Dugaan Kristenisasi di Lombok, A’a Gym: Jangan Buat Mereka Menderita di Akhirat

JAKARTA (UMMAT Pos) — Pimpinan Pondok Pesantren Daarut Tauhid, KH Abdullah Gymnastiar mengingatkan publik untuk meningkatkan kewaspadaan atas gerakan kristenisasi di Lombok, atau langkah memurtadkan seseorang dari agamanya.

Menurut A’a Gym, upaya memurtadkan korban bencana sama saja dengan membuat orang lebih menderita tidak hanya di dunia, melainkan juga di akhirat.

“Jangan memanfaatkan penderitaan orang untuk lebih menderita di Akhirat, dengan dimurtadkan,” ungkapnya saat ditemui di Balai Kartini, Jakarta Selatan, Selasa (11/09/2018).

Ia pun meminta semua pihak termasuk aparat penegak hukum dapat melihat kasus ini secara benar, akurat dan lengkap, sehingga bisa menyikapi dengan adil dan proporsional.

“Mudah-mudahan semua pihak bisa melihat semua ini dengan BAL, benar, akurat dan lengkap,” jelasnya.

A’a Gym mengatakan jika pemurtadan adalah sebuah tindakan yang melanggar Undang-undang, dan sudah sepatutnya dilakukan tindakan sesuai hukum yang berlaku di Indonesia.

“Sebaiknya polisi bersikap sesuai dengan Undang-undang, jika ada yang memanfaatkan bencana untuk langkah-langkah memurtadkan, berarti itu sudah melanggar UU, seharusnya itu yang ditindak,” ungkapnya.

Jika memang polisi ingin membantu menyelesaikan kasus ini, Aa Gym meminta sebaiknya aparat menindak orang-orang yang diduga melakukan pemurtadan atau penghasutan kepada orang yang sudah beragama, bukan mengkriminalisasi seseorang yang memvideokan kasus tersebut.

“Jika ingin membantu, ya membantu saja, jangan ada upaya yang membuat pelanggaran lainnya,” ungkapnya.

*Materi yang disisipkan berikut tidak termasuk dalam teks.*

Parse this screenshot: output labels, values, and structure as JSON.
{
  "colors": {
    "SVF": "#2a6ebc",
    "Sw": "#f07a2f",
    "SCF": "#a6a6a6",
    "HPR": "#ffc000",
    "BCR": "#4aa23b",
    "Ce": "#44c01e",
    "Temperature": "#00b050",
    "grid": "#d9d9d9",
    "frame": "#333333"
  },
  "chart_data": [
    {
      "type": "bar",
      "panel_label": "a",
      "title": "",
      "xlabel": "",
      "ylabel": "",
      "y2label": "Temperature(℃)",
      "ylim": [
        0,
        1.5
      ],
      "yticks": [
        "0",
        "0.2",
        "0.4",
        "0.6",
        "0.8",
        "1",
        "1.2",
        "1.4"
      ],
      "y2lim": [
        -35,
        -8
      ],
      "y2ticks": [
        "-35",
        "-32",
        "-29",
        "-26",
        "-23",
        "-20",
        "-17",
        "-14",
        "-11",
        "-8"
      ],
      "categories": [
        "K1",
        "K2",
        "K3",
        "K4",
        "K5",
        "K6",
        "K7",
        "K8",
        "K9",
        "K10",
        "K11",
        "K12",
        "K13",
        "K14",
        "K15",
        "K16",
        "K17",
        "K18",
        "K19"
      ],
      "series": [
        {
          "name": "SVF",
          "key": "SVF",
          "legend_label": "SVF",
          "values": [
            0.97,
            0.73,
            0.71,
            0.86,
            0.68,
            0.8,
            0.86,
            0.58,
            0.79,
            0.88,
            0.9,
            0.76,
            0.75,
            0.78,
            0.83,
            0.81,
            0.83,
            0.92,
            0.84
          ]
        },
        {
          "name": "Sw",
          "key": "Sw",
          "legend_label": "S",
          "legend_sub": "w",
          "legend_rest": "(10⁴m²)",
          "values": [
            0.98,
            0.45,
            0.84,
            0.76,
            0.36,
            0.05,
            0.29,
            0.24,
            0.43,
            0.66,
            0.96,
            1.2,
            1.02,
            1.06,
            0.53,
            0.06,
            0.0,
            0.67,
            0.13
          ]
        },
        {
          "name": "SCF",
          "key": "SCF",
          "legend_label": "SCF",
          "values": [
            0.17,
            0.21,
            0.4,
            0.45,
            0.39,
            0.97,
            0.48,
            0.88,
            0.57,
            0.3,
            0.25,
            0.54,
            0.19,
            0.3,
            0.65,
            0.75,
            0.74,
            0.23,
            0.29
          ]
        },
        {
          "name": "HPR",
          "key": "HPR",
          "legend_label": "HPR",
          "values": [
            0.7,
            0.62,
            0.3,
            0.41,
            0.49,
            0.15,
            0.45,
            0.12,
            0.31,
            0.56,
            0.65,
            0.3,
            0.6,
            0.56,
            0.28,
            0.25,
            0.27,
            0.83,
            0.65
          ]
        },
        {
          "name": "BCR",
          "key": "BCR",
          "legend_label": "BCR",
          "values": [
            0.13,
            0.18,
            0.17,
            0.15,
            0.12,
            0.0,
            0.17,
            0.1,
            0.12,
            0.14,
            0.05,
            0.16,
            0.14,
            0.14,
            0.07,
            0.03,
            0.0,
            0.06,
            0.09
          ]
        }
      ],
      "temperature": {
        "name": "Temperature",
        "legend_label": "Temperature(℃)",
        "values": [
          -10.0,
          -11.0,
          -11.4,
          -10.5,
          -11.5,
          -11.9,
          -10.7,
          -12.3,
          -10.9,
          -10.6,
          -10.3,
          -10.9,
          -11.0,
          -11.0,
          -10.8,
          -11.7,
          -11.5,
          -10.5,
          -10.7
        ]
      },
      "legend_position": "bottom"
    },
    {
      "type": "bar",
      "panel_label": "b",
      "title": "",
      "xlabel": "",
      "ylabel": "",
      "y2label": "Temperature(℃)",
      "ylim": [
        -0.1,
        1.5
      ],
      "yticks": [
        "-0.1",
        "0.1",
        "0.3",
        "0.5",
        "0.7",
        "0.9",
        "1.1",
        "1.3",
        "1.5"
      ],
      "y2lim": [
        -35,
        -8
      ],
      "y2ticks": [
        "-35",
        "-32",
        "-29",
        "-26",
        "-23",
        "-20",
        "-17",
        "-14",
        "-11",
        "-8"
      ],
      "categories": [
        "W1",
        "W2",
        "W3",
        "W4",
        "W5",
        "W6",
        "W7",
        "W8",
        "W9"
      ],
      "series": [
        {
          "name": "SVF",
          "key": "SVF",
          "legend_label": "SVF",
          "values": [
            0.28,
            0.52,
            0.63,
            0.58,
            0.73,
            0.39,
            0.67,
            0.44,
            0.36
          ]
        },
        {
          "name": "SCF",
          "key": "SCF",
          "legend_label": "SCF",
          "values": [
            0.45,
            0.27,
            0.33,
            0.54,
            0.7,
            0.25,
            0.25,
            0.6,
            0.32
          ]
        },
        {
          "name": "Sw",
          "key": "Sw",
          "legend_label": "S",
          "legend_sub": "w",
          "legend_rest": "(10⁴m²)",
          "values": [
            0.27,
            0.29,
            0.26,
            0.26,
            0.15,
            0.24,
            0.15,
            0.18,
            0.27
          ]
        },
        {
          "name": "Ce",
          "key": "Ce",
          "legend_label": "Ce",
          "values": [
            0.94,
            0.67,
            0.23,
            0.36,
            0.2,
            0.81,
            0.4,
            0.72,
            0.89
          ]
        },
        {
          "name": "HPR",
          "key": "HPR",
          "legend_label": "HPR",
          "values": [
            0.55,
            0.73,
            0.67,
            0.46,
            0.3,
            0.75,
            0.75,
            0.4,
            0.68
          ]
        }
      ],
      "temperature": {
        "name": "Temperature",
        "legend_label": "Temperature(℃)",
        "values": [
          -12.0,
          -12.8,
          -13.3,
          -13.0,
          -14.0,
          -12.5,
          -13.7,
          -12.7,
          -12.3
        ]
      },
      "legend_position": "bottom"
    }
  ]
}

Menjawab pertanyaan wartawan perihal apakah tim Daarut Tauhid akan turun untuk menangkal dugaan kristenisasi tersebut, A’a Gym mengungkapkan pihaknya masih fokus kepada membantu korban gempa.

“Kalau kristenisasi, kita berharap nanti bisa bersikap dengan cara yang paling pas, sementara ini kita baru fokus membantu terhadap korban bencana, dan membangun rumah anti gempa,” pungkasnya.